Las fiestas ilegales hoy son el principal punto de atención para “cazar” más infractores. Hombres y mujeres que se juntan en casas, fincas o cualquier otro recinto para bailar y tomar alcohol, sin ningún protocolo.

“En ese tipo de eventos lo que hacemos es aprehender inmediatamente al organizador para imputarlo, e identificamos a la mayor cantidad de asistentes posibles para que luego vayan a la fiscalía. Secuestramos los equipos de música y las bebidas, como elementos de prueba”, comentó el fiscal.

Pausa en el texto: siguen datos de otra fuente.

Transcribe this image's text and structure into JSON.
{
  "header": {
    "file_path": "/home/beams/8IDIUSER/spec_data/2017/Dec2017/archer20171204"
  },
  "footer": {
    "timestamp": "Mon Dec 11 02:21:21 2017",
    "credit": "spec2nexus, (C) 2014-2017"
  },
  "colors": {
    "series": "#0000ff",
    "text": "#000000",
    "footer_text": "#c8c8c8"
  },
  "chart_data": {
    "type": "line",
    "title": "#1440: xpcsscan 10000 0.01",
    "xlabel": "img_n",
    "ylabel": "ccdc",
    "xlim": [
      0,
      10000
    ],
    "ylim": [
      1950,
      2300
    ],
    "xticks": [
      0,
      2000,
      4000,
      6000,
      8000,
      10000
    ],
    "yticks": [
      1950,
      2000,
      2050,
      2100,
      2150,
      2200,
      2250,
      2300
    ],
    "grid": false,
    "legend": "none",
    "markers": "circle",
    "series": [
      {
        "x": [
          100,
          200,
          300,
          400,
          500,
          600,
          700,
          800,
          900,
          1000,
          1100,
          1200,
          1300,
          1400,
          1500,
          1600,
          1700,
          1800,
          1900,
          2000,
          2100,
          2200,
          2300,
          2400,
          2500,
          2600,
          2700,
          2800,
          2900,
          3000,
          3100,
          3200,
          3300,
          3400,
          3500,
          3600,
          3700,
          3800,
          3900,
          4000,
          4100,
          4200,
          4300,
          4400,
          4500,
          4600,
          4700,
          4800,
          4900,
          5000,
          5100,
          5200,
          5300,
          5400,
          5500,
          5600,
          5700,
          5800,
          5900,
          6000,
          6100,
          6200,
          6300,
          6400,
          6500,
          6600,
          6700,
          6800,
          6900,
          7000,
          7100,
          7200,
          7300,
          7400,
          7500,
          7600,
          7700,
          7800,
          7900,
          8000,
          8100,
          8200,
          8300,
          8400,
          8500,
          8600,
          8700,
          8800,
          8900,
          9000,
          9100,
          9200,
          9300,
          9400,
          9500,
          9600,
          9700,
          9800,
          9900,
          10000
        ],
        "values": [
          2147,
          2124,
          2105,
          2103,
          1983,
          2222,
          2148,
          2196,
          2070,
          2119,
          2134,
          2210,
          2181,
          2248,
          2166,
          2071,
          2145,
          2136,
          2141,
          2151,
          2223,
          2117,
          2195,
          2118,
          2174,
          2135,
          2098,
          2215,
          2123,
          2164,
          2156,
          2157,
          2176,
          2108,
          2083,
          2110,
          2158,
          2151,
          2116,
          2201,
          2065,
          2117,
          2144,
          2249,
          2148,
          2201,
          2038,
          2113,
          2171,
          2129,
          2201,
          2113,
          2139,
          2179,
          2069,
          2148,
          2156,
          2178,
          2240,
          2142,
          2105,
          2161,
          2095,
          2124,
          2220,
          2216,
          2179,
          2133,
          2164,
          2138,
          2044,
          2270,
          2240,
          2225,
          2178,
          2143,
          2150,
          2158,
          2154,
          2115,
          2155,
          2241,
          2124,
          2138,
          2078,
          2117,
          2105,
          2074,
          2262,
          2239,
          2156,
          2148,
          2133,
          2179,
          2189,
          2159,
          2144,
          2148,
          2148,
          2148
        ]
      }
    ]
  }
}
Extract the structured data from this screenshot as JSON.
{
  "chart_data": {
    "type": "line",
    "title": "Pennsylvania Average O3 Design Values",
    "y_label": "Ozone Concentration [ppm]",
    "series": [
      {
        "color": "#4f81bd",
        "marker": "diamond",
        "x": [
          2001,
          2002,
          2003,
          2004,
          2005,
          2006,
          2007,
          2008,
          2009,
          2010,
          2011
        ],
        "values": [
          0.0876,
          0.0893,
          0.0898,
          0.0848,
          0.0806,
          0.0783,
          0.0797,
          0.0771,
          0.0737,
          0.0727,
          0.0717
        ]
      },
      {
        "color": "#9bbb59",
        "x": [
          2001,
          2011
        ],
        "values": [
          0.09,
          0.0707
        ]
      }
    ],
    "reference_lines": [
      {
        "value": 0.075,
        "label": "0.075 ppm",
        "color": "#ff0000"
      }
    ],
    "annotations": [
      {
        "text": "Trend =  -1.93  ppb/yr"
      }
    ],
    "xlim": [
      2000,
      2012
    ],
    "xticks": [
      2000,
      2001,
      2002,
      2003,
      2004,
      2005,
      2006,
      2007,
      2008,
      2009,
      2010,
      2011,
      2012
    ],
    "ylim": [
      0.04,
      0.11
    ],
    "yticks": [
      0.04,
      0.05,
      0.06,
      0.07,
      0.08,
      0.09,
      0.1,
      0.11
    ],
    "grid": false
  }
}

“Otra situación que se viene dando seguido es sobre aquellos que vienen del exterior y no cumplen el aislamiento. A ellos también hay que iniciarles una causa”, añadió Giunta.

Se espera la palabra de la Corte

Dentro de las condenas por el artículo 205, hay alrededor de 10 que fueron apeladas y terminaron en casación para ser resueltas por la Sala Penal de la Suprema Corte de Justicia de Mendoza.

Por el momento no hay definición sobre ninguna, y esto se aguarda con expectativa en la Justicia para sentar un precedente para hechos futuros.

En todo este tiempo hubo también algunos contrapuntos que ponían en suspenso el desarrollo de las causas, por ejemplo cuando determinados jueces declararon la inconstitucionalidad de las imputaciones, entendiendo que se trata de contravenciones y que sólo se debe aplicar una multa económica por ser la ley más benigna.

También llegó a plantearse la competencia de ese delito, en cuanto a si le correspondía actuar a la Justicia federal o provincial, y fue una jueza quien se inclinó por el fuero de la provincia.